Friend, that’s the pattern we see again and again as the apostles, by inspiration of the Holy Spirit, went throughout the world preaching the gospel. That’s what took place time and again as they went about converting people from being sinners to being disciples of Christ. Now, if that’s what the Spirit testifies in His word, then how can my spirit jointly testify with God’s Spirit that I am His child: that I have truly been converted? When I have complied with the teaching of the gospel. Not just baptism: but when I have truly placed my faith in Christ, repented of my sins, confessed Him as the Son of God, and been united with Him in baptism for the forgiveness of my sins, then I can truly know with all the evidence of heaven backing it up that I have been converted. Yes, that ought to make me feel good. But it’s not the feeling that testifies to a genuine conversion: it’s the testimony of the word of God – which is the Spirit’s witness.
Now then, let’s apply that for a moment. How can we know if our conversion was not genuine? I speak with people from time to time who worry about that. Is it possible that you may believe you have been converted but no true conversion has taken place?
Well, first, those who were not taught the gospel or did not understand the message of the gospel could not have been converted. While baptism is necessary, you can be baptized a hundred times without ever being converted. Baptism is only for those who believe the gospel because they’ve heard the gospel. Babies can’t hear and understand the gospel and turn their hearts to Christ. And so, being sprinkled as a small child doesn’t make one converted it just makes a baby wet and upset. Baptism is for those who hear, understand, and believe the gospel and desire to turn to Christ and be saved.
Those who did not truly BELIEVE the gospel have not been converted. Being baptized because others were being baptized or being baptized to satisfy someone else (perhaps parents, or a boyfriend or girlfriend, or a husband or wife); that’s not conversion!
Those who never repented of sin have not been converted. That doesn’t mean perfection but there must be a decision to turn away from one’s sinful living for there to be a conversion.
Those who were too ashamed or embarrassed to confess the Christ were not converted. A person is converted Christ loves Christ and claims allegiance to Christ. There is no such thing as an incognito Christian or a secret disciple.
And those who have not been immersed for the forgiveness of sins have never been genuinely converted for this step was commanded by Jesus Himself and is the consummating step in ones turning to Christ.
Friend, hearing the gospel changes a person’s understanding. Believing changes a person’s mind. Repenting changes a person’s will and determination. Confessing Christ changes a person’s allegiance. But baptism (when preceded by faith, repentance, and confession) changes a person’s STATE in relation to Christ. “Or do you not know that as many of us as were baptized into Christ Jesus were baptized into His death? Therefore we were buried with Him through baptism into death, that just as Christ was raised from the dead by the glory of the Father, even so we also should walk in newness of life.” So said the apostle Paul in Romans 6:3-4.

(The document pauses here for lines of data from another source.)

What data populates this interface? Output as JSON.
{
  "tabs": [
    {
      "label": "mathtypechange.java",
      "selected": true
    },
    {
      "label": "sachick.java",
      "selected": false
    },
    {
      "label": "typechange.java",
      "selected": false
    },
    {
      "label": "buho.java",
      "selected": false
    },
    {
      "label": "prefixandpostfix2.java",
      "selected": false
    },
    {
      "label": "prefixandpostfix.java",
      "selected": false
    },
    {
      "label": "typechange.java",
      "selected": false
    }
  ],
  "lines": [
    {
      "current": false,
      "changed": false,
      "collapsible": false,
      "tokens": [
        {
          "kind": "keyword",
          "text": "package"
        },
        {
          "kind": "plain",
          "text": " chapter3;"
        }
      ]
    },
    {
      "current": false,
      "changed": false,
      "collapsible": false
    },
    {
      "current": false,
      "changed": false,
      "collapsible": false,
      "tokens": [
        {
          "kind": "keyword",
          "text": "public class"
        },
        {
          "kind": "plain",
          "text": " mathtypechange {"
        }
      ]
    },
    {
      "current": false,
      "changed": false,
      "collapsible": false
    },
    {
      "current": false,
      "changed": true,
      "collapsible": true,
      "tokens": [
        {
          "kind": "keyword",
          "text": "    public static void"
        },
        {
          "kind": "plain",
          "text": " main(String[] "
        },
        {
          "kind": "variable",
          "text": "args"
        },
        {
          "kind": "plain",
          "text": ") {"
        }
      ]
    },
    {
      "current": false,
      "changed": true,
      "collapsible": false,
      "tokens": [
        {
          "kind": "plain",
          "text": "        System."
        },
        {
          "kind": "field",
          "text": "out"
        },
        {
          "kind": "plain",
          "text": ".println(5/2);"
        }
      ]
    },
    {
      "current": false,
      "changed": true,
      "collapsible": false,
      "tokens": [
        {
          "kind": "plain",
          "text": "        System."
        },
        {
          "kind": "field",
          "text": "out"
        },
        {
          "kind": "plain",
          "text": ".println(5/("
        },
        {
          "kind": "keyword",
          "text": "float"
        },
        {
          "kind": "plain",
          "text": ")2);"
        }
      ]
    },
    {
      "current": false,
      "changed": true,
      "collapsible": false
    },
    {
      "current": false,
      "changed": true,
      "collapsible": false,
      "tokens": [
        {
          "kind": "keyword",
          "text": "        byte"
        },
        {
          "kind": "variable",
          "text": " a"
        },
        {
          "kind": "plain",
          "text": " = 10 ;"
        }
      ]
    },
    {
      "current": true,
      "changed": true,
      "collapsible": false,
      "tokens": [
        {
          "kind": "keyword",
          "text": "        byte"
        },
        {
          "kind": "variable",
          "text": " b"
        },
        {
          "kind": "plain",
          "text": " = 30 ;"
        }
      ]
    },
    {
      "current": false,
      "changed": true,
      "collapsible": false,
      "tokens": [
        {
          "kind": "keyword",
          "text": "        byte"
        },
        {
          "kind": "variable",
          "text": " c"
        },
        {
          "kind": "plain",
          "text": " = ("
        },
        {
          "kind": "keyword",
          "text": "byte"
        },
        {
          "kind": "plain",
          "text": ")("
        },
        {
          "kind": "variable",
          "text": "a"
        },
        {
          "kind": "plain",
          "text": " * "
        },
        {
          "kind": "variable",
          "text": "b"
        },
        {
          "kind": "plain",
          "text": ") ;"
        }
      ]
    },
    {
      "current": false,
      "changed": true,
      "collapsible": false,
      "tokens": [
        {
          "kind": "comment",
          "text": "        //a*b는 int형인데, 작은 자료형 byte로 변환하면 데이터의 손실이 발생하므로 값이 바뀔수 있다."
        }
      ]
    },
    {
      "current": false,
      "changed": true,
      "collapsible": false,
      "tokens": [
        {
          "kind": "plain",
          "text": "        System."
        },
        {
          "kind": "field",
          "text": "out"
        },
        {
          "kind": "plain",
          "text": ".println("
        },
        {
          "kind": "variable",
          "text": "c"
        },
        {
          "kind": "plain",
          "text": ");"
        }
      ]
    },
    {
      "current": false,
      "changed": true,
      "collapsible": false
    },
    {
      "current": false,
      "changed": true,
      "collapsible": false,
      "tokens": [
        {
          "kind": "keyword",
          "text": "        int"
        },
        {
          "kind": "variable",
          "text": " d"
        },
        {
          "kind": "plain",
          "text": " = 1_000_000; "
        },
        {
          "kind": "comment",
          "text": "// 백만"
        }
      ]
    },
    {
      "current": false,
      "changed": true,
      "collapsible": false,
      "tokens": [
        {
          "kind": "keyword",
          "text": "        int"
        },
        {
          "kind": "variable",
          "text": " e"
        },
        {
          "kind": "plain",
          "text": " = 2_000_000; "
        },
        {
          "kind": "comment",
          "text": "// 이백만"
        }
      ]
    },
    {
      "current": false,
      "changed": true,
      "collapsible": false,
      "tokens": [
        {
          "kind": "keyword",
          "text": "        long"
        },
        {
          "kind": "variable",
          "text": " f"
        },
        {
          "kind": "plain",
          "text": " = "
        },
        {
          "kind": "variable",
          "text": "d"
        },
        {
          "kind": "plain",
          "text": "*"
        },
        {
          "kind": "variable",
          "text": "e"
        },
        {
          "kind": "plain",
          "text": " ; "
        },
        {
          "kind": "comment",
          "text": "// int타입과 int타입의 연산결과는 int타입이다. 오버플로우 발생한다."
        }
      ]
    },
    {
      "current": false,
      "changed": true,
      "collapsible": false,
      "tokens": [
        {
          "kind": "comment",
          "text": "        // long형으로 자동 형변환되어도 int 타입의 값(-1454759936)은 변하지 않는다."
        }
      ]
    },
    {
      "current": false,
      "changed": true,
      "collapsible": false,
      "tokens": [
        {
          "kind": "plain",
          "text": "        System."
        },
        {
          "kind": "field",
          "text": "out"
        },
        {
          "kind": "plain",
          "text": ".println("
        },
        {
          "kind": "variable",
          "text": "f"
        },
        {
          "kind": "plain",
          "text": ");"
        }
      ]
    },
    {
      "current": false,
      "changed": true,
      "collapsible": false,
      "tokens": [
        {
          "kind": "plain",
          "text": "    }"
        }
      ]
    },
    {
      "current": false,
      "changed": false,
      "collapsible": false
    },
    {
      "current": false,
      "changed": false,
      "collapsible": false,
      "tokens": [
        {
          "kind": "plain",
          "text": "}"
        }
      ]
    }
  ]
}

Have you truly been converted? I’m not asking if you have had a feeling. I’m not asking if you’ve seen a light or heard a voice. I’m not asking if a preacher has told you that you are converted. I’m not asking if you’ve had an experience that you just can’t explain. I’m asking does the Word of God teach that you have been converted? Have you ever truly become a new creation in Christ? If not, I want to urge to obey the gospel and be converted to Christ today.